Single by The Miracles

from the album Greatest Hits from the Beginning
- B-side: "I Love Your Baby"
- Released: August 30, 1959 (Chess) September 6, 1959 (Motown)
- Recorded: July 1959
- Genre: Soul, doo-wop
- Length: 2:44
- Label: Chess 1743 Motown G 1/TXL 2207 REO 8423X
- Songwriter(s): Berry Gordy, Jr., Smokey Robinson
- Producer(s): Berry Gordy, Jr.

The Miracles singles chronology
| "It" (1959) | "Bad Girl" (1959) | "The Feeling Is So Fine" / "(You Can) Depend on Me" (1959) |

= Bad Girl (The Miracles song) =

"Bad Girl" is a 1959 doo-wop single by The Miracles. Issued locally on the Motown Records label, it was licensed to and issued nationally by Chess Records because the fledgling Motown Record Corporation did not, at that time, have national distribution. It was the first single released (and the only one released by this group) on the Motown label – all previous singles from the company (and all following ones from the group) were released on Motown's Tamla label. Although The Miracles had charted regionally and on the R&B charts with several earlier songs, including "Got a Job", "I Cry", "I Need a Change", and "(You Can) Depend on Me", "Bad Girl" was their first national chart hit, reaching #93 on the Billboard Hot 100. Written by Miracles lead singer Smokey Robinson and Motown Records' President and Founder Berry Gordy, "Bad Girl" is a sad, remorseful ballad about a young woman, whom Robinson, as the narrator, says "was so good at the start", but who later in the song "is breaking my heart". It is in the popular doo-wop style, as several of The Miracles' songs were during the late 1950s. The record's success, coupled with the distributor's failure to pay Gordy and The Miracles properly for its sales, prompted Robinson to urge Gordy to "go national" with it, meaning that Motown should do its own national distribution of its songs, and eliminate the middleman, to ensure that all money from sales of its records would go directly to the label.

On the Motown/Universal DVD Smokey Robinson and The Miracles: The Definitive Performances 1963-1987, Robinson and fellow Miracles Bobby Rogers and Pete Moore commented that the song's success allowed the group to tour nationally for the first time, and to play New York's legendary Apollo Theatre during the Ray Charles Show.

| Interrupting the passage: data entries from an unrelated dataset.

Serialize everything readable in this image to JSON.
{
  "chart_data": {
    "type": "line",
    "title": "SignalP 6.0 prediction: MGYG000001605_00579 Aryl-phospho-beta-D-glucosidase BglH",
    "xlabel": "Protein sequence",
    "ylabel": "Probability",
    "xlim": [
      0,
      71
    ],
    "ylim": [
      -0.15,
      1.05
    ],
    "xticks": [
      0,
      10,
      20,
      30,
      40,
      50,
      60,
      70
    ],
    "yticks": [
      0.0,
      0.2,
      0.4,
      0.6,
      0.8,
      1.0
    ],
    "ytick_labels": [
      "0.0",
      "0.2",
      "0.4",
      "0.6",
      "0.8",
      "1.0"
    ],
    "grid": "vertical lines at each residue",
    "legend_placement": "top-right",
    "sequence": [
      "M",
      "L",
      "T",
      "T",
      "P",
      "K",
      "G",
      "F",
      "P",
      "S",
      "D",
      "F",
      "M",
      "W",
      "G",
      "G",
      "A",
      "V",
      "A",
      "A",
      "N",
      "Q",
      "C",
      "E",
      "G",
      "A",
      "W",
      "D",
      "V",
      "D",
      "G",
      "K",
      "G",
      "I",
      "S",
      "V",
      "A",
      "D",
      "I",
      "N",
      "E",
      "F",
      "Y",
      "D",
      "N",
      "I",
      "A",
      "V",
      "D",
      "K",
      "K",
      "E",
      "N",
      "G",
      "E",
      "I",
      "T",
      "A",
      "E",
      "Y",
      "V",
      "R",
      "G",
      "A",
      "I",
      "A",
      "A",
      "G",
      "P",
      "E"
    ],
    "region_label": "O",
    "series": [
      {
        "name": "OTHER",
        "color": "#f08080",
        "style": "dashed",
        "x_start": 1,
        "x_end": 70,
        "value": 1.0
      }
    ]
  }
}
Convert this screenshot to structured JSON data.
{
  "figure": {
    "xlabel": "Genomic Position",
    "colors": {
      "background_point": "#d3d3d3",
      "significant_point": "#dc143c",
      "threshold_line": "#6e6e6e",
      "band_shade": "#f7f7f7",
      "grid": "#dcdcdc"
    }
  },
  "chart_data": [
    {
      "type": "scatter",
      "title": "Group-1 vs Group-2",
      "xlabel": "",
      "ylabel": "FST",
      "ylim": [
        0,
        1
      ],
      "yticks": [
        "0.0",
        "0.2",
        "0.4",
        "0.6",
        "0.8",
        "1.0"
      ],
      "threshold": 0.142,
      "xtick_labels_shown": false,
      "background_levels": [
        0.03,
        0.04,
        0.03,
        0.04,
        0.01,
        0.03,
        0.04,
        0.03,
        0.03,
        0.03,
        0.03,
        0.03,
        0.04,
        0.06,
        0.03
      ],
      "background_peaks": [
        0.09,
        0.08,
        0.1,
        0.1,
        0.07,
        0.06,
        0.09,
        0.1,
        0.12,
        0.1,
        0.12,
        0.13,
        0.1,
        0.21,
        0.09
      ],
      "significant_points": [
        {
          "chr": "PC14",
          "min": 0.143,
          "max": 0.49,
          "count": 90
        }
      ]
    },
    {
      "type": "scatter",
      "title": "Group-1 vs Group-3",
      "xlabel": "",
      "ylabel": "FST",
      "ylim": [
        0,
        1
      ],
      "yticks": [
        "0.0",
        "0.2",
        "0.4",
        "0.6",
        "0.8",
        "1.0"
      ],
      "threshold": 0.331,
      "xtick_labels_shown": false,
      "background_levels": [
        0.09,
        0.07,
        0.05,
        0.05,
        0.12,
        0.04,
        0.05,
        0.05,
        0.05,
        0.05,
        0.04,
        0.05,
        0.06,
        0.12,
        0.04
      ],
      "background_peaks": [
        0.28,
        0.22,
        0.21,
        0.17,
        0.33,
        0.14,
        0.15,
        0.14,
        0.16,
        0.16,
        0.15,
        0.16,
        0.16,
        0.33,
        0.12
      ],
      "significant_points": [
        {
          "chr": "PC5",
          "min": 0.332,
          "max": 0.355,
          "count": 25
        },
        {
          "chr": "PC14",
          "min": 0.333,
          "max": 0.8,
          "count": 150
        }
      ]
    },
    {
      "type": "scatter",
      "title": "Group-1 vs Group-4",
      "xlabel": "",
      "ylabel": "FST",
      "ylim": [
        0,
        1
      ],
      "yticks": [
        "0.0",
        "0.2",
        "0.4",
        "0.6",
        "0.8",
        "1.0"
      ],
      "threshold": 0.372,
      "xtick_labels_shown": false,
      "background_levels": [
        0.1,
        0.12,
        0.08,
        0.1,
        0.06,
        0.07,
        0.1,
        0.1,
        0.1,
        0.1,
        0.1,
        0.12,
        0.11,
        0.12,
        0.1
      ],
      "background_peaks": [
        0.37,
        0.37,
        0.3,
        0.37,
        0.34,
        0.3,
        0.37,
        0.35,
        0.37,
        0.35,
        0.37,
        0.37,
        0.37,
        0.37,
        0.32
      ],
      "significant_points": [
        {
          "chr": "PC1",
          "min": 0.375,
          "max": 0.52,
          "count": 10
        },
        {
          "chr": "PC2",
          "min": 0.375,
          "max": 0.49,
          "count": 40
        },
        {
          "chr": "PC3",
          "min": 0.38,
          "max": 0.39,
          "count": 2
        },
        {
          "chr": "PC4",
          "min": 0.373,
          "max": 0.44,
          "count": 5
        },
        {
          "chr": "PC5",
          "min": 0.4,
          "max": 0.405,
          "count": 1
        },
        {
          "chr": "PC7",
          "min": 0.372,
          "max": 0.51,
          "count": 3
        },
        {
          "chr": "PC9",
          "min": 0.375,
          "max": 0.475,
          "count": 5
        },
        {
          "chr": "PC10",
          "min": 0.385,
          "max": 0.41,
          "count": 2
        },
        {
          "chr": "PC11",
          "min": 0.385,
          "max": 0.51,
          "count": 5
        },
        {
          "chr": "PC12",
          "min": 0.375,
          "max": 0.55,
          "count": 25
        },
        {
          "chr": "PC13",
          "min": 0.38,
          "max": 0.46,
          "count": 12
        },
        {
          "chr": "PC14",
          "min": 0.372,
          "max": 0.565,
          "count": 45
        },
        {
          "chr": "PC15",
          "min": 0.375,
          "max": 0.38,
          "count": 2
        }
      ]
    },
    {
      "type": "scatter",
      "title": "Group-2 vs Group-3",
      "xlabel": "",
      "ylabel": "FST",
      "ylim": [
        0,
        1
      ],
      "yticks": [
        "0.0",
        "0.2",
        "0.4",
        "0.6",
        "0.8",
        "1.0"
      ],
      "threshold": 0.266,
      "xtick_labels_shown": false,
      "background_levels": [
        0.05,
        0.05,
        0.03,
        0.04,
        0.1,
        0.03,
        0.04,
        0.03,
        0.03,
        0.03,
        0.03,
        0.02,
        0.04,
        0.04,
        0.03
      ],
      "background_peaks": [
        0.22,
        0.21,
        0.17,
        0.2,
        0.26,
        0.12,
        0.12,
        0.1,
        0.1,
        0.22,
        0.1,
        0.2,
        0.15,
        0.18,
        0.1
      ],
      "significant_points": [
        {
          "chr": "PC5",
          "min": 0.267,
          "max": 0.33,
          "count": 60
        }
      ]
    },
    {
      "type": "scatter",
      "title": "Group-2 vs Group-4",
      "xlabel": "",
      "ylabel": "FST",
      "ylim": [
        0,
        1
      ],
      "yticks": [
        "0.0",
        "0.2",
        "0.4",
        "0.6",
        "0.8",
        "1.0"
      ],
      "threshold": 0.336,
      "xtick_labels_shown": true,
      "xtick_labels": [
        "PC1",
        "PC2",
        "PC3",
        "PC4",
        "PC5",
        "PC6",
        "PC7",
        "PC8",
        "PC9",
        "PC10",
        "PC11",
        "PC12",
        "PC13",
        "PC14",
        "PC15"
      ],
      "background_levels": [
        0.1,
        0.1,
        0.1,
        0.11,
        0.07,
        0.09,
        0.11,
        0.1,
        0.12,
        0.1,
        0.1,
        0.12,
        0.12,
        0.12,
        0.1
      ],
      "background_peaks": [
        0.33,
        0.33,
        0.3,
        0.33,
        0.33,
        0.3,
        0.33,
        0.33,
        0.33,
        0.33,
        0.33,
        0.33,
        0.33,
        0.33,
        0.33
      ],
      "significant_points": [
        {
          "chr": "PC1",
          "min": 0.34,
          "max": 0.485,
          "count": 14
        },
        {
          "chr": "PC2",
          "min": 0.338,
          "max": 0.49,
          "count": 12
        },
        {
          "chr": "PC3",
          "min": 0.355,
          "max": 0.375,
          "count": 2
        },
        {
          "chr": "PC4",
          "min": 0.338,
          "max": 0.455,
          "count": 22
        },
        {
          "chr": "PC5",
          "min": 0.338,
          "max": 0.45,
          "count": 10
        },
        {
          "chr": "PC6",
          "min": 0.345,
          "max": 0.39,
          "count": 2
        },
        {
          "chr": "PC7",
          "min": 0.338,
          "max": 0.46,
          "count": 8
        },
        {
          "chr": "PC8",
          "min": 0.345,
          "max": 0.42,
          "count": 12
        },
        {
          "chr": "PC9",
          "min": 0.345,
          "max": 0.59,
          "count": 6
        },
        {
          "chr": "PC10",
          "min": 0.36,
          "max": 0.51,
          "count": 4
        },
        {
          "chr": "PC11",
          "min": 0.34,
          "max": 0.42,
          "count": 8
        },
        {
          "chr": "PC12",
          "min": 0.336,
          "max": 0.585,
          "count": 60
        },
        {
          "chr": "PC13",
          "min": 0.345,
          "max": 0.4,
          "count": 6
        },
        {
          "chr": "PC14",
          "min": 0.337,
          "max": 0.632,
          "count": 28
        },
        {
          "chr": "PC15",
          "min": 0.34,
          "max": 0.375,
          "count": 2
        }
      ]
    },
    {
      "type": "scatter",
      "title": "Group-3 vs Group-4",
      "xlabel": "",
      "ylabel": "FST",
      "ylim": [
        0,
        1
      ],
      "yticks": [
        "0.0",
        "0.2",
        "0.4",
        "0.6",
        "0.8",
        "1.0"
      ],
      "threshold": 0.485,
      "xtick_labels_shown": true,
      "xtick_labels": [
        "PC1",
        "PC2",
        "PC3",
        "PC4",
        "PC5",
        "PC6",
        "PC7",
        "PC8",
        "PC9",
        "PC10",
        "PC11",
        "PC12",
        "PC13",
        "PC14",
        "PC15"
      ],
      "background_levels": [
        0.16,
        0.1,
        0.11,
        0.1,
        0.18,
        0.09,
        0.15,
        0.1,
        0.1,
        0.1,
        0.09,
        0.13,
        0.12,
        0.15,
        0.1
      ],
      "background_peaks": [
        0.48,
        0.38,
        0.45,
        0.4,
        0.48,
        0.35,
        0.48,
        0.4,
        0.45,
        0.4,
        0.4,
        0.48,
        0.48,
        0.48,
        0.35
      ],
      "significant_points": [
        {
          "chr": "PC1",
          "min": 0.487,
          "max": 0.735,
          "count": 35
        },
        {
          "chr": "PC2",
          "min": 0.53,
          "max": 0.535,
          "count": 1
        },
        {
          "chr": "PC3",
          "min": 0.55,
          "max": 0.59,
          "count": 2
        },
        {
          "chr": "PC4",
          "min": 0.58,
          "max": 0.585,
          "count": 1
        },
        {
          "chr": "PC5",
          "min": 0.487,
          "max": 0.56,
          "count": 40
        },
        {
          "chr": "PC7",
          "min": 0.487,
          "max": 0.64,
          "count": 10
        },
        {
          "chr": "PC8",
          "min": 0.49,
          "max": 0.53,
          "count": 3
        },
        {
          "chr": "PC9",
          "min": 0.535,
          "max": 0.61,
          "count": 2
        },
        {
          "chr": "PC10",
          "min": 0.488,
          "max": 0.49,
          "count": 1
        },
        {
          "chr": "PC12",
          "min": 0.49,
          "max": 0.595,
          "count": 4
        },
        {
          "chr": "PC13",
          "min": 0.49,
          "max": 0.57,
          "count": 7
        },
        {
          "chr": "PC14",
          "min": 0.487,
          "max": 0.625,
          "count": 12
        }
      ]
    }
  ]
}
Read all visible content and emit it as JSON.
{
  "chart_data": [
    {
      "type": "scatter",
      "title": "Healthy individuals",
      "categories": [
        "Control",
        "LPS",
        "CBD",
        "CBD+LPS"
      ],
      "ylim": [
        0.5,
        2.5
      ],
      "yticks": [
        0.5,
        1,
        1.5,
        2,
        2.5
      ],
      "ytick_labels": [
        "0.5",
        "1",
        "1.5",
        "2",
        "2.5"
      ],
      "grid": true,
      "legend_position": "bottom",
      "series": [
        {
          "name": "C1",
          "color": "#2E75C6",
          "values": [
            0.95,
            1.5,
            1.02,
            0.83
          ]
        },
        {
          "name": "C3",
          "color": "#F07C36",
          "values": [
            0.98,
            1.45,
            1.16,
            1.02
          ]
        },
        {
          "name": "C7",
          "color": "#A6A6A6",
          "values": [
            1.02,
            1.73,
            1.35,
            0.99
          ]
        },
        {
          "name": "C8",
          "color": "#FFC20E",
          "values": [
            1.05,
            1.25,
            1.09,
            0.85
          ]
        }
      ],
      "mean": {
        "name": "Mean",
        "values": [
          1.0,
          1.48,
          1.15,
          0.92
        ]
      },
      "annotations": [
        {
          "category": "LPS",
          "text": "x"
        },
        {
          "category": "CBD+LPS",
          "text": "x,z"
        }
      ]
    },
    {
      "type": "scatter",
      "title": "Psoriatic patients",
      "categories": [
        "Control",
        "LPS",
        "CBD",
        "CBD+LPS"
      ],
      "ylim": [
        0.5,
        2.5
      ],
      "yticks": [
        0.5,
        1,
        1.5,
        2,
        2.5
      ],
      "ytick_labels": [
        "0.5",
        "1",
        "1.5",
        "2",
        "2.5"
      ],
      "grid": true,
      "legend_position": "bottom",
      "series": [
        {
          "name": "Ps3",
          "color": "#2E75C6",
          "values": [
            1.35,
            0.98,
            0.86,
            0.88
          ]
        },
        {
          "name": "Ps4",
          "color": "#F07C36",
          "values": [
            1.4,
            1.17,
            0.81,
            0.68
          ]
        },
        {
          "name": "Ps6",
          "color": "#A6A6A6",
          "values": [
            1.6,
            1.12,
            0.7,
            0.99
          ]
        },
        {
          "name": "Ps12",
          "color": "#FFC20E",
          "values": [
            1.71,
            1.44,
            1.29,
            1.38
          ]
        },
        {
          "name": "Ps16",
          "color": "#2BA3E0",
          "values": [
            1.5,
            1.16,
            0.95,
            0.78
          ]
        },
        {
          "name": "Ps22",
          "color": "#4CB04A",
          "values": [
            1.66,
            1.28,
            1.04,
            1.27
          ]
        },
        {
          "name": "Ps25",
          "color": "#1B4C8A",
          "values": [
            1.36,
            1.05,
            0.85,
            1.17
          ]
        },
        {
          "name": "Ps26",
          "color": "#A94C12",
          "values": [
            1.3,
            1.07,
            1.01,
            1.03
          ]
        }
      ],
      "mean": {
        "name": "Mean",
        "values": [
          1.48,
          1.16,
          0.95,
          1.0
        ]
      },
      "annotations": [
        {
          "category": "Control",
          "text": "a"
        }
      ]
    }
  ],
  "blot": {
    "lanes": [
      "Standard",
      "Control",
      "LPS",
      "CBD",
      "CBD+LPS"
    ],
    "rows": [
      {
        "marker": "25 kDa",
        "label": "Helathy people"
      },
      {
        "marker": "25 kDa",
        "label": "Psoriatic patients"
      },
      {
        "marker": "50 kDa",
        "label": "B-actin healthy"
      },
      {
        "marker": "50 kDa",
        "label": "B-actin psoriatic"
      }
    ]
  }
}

The group was not ready for the appearance: it lacked performance experience and failed to produce professional big band arrangements to the satisfaction of theatre manager Honi Coles. Ray Charles intervened, took the group under his wing, and, with his band, created arrangements for their songs. Charles was one of the first to help them on their climb to eventual success.

"Bad Girl" has since become a doo-wop classic and was named one of the 100 Greatest Doo-Wop Songs of All Time by Doo Wop Nation. It appears on several Miracles' compilations, including Greatest Hits from the Beginning. The song was also performed by the group on their final live album, 1957–1972. It has been covered by the Dazz Band, Jackie Jackson and by fellow Motown artist Mary Wells, whose version was called "Bad Boy" and appeared on her debut album, Bye Bye Baby I Don't Want to Take a Chance.

==Personnel==
- Lead vocals by Smokey Robinson
- Backing vocals by Claudette Rogers Robinson, Bobby Rogers, Ronnie White, Pete Moore
- Guitar by Marv Tarplin
- Other instrumentation by The Funk Brothers
  - Flute by Thomas "Beans" Bowles

==Other sources==
- Smokey Robinson & The Miracles: The Definitive Performances 1963-1987
- Smokey: Inside My Life (autobiography), McGraw-Hill, (1989) by Smokey Robinson and David Ritz, pp. 84–86.